Surprisingly, the backlash against Friends fame was quiet. More annoying were the tabloid speculations about possible romances among the cast members. Although they had actually developed extremely strong ties, the young actors remained just friends, most having other love interest. Schwimmer himself happily jetted to New Orleans once a month to visit his girlfriend, who was clerking for a federal judge there before joining Schwimmer in Los Angeles.
In addition to the total of at least five years promised to Friends, Schwimmer signed a four-picture deal with Miramax, one of which he plans to direct was well as probably cowrite. His first starring role came opposite Barbara Hershey and Gwyneth Paltrow in The Pallbearer in 196. The film’s director, Matt Reeves, told Rolling Stone, “I really think he’s going to be huge. More than a TV star. A movie star. He has the most amazing face you can imagine.”

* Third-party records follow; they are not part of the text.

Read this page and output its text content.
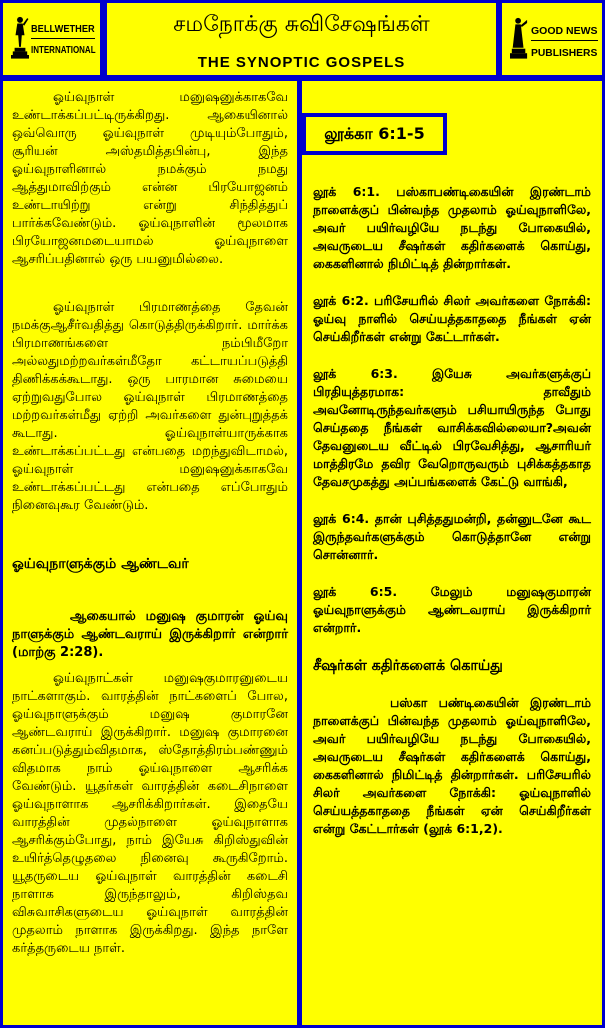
BELLWETHER
INTERNATIONAL
சமநோக்கு சுவிசேஷங்கள்
THE SYNOPTIC GOSPELS
GOOD NEWS
PUBLISHERS

ஓய்வுநாள் மனுஷனுக்காகவே உண்டாக்கப்பட்டிருக்கிறது. ஆகையினால் ஒவ்வொரு ஓய்வுநாள் முடியும்போதும், சூரியன் அஸ்தமித்தபின்பு, இந்த ஓய்வுநாளினால் நமக்கும் நமது ஆத்துமாவிற்கும் என்ன பிரயோஜனம் உண்டாயிற்று என்று சிந்தித்துப் பார்க்கவேண்டும். ஓய்வுநாளின் மூலமாக பிரயோஜனமடையாமல் ஓய்வுநாளை ஆசரிப்பதினால் ஒரு பயனுமில்லை.

ஓய்வுநாள் பிரமாணத்தை தேவன் நமக்குஆசீர்வதித்து கொடுத்திருக்கிறார். மார்க்க பிரமாணங்களை நம்பிமீறோ அல்லதுமற்றவர்கள்மீதோ கட்டாயப்படுத்தி திணிக்கக்கூடாது. ஒரு பாரமான சுமையை ஏற்றுவதுபோல ஓய்வுநாள் பிரமாணத்தை மற்றவர்கள்மீது ஏற்றி அவர்களை துன்புறுத்தக் கூடாது. ஓய்வுநாள்யாருக்காக உண்டாக்கப்பட்டது என்பதை மறந்துவிடாமல், ஓய்வுநாள் மனுஷனுக்காகவே உண்டாக்கப்பட்டது என்பதை எப்போதும் நினைவுகூர வேண்டும்.

ஓய்வுநாளுக்கும் ஆண்டவர்

ஆகையால் மனுஷ குமாரன் ஓய்வு நாளுக்கும் ஆண்டவராய் இருக்கிறார் என்றார் (மாற்கு 2:28).

ஓய்வுநாட்கள் மனுஷகுமாரனுடைய நாட்களாகும். வாரத்தின் நாட்களைப் போல, ஓய்வுநாளுக்கும் மனுஷ குமாரனே ஆண்டவராய் இருக்கிறார். மனுஷ குமாரனை கனப்படுத்தும்விதமாக, ஸ்தோத்திரம்பண்ணும் விதமாக நாம் ஓய்வுநாளை ஆசரிக்க வேண்டும். யூதர்கள் வாரத்தின் கடைசிநாளை ஓய்வுநாளாக ஆசரிக்கிறார்கள். இதையே வாரத்தின் முதல்நாளை ஓய்வுநாளாக ஆசரிக்கும்போது, நாம் இயேசு கிறிஸ்துவின் உயிர்த்தெழுதலை நினைவு கூருகிறோம். யூதருடைய ஓய்வுநாள் வாரத்தின் கடைசி நாளாக இருந்தாலும், கிறிஸ்தவ விசுவாசிகளுடைய ஓய்வுநாள் வாரத்தின் முதலாம் நாளாக இருக்கிறது. இந்த நாளே கர்த்தருடைய நாள்.

லூக்கா 6:1-5

லூக் 6:1. பஸ்காபண்டிகையின் இரண்டாம் நாளைக்குப் பின்வந்த முதலாம் ஓய்வுநாளிலே, அவர் பயிர்வழியே நடந்து போகையில், அவருடைய சீஷர்கள் கதிர்களைக் கொய்து, கைகளினால் நிமிட்டித் தின்றார்கள்.

லூக் 6:2. பரிசேயரில் சிலர் அவர்களை நோக்கி: ஓய்வு நாளில் செய்யத்தகாததை நீங்கள் ஏன் செய்கிறீர்கள் என்று கேட்டார்கள்.

லூக் 6:3. இயேசு அவர்களுக்குப் பிரதியுத்தரமாக: தாவீதும் அவனோடிருந்தவர்களும் பசியாயிருந்த போது செய்ததை நீங்கள் வாசிக்கவில்லையா?அவன் தேவனுடைய வீட்டில் பிரவேசித்து, ஆசாரியர் மாத்திரமே தவிர வேறொருவரும் புசிக்கத்தகாத தேவசமுகத்து அப்பங்களைக் கேட்டு வாங்கி,

லூக் 6:4. தான் புசித்ததுமன்றி, தன்னுடனே கூட இருந்தவர்களுக்கும் கொடுத்தானே என்று சொன்னார்.

லூக் 6:5. மேலும் மனுஷகுமாரன் ஓய்வுநாளுக்கும் ஆண்டவராய் இருக்கிறார் என்றார்.

சீஷர்கள் கதிர்களைக் கொய்து

பஸ்கா பண்டிகையின் இரண்டாம் நாளைக்குப் பின்வந்த முதலாம் ஓய்வுநாளிலே, அவர் பயிர்வழியே நடந்து போகையில், அவருடைய சீஷர்கள் கதிர்களைக் கொய்து, கைகளினால் நிமிட்டித் தின்றார்கள். பரிசேயரில் சிலர் அவர்களை நோக்கி: ஓய்வுநாளில் செய்யத்தகாததை நீங்கள் ஏன் செய்கிறீர்கள் என்று கேட்டார்கள் (லூக் 6:1,2).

A far as the extreme and sudden fame goes, Schwimmer has taken it all in stride. Although he can’t walk down the street without dozens of people coming up and talking to him, he deals with it as best as he can. In fact, he considers himself a kind of servant of the people, as he told Rolling Stone: “It’s cool when fans come up to me on the street. I feel like they’re all my employers.”